In 2012, Foschini signed another two-year contract deal with Melbourne Victory. He was given the number 2 jersey from Kevin Muscat.

Foschini was a part of Victory's 2010-2012 ACL campaigns, where played 11 games.

Foschini played a number of exhibition matches for Victory including LA Galaxy FC, Boca Juniors FC, Celtic FC, and Olympiakos FC .

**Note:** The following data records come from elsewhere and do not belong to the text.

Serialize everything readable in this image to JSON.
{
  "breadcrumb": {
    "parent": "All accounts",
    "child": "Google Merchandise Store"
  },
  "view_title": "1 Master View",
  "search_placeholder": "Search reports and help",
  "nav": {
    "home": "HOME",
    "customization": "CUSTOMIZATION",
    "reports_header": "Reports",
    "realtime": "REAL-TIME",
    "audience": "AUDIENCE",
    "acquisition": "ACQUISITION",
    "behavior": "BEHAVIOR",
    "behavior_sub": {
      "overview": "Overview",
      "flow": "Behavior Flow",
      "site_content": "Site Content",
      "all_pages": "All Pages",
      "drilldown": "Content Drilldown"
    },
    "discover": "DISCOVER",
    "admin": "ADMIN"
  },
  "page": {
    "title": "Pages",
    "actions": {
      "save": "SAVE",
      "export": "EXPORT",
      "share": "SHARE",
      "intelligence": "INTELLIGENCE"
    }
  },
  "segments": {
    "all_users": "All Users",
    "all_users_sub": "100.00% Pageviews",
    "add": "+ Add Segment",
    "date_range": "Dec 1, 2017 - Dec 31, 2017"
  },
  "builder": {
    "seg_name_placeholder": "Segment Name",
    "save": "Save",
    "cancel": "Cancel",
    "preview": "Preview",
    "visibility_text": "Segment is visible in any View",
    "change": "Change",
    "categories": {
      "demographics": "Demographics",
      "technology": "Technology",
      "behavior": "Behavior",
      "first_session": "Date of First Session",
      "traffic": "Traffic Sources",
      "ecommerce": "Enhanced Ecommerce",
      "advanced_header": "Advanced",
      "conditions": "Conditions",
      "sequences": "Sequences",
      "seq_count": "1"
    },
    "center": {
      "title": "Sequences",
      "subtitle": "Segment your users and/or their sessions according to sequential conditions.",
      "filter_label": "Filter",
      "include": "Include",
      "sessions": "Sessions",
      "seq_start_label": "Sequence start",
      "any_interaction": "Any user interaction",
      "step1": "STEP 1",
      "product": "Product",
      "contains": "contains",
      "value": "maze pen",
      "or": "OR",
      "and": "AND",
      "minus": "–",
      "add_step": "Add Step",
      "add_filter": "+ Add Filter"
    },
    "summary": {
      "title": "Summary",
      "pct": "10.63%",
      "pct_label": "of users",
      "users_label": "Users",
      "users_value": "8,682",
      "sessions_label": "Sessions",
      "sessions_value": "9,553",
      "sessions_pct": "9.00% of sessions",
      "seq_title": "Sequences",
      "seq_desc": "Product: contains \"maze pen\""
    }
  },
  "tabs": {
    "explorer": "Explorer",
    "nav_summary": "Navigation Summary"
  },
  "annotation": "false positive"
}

On 8 August 2013, Foschini was released by the Victory.

===Salgaocar===
On 31 October 2013, Foschini signed for I-League club Salgaocar F.C.
He made his debut for Salgaocar in the I-League on 22 November 2013 against Pune F.C. at the Duler Stadium in which he played the whole match as Salgaocar drew the match 1–1. On 18 December 2014, he scored against Mumbai F.C. in the Group Stage of the 2013–14 Indian Federation Cup, Slagaocar would ultimately win 2–1.

===Ottawa Fury FC===
Foschini trained with Ottawa Fury FC from early pre-season through to mid May 2015. He trained with the team full-time and played several pre-season matches. Marc Dos Santos said Foschini would have been signed already if Fury wasn't carrying the maximum number of international players."I loved him ... he's definitely an NASL-level player," said Dos Santos. "We're going to keep a door open, a good contact and maybe he could be an option in 2016."

===Oakleigh Cannons FC===
In June 2015, Matthew joined Oakleigh Cannons FC. Foschini was an integral part of getting the team to the FFA Cup Finals.
Foschini was a versatile defender for Oakleigh and the big games was what he thrived on.
Oakleigh Cannons coach Arthur Papas wished he had another 10 Matt Foschini's at his disposal following the club's heartbreaking FFA Cup quarter-final exit against Hume City.

===South Melbourne FC===
In December 2015, South Melbourne FC signed Foschini. South experience a shortage of defenders in 2015, and Foschini could play a number of defensive positions including right back, centre-half or holding midfield.
South Melbourne won the NPL Victoria Championship, defeating Oakleigh Cannons.
Foschini was awarded with the club's Most Valuable Player and Media's Team Player Choice.

==Personal life==
Foschini was born in Melbourne, Victoria. He is the son of former Australian rules footballer Silvio Foschini. He attended Caulfield Grammar School, where he captained the First XI Team.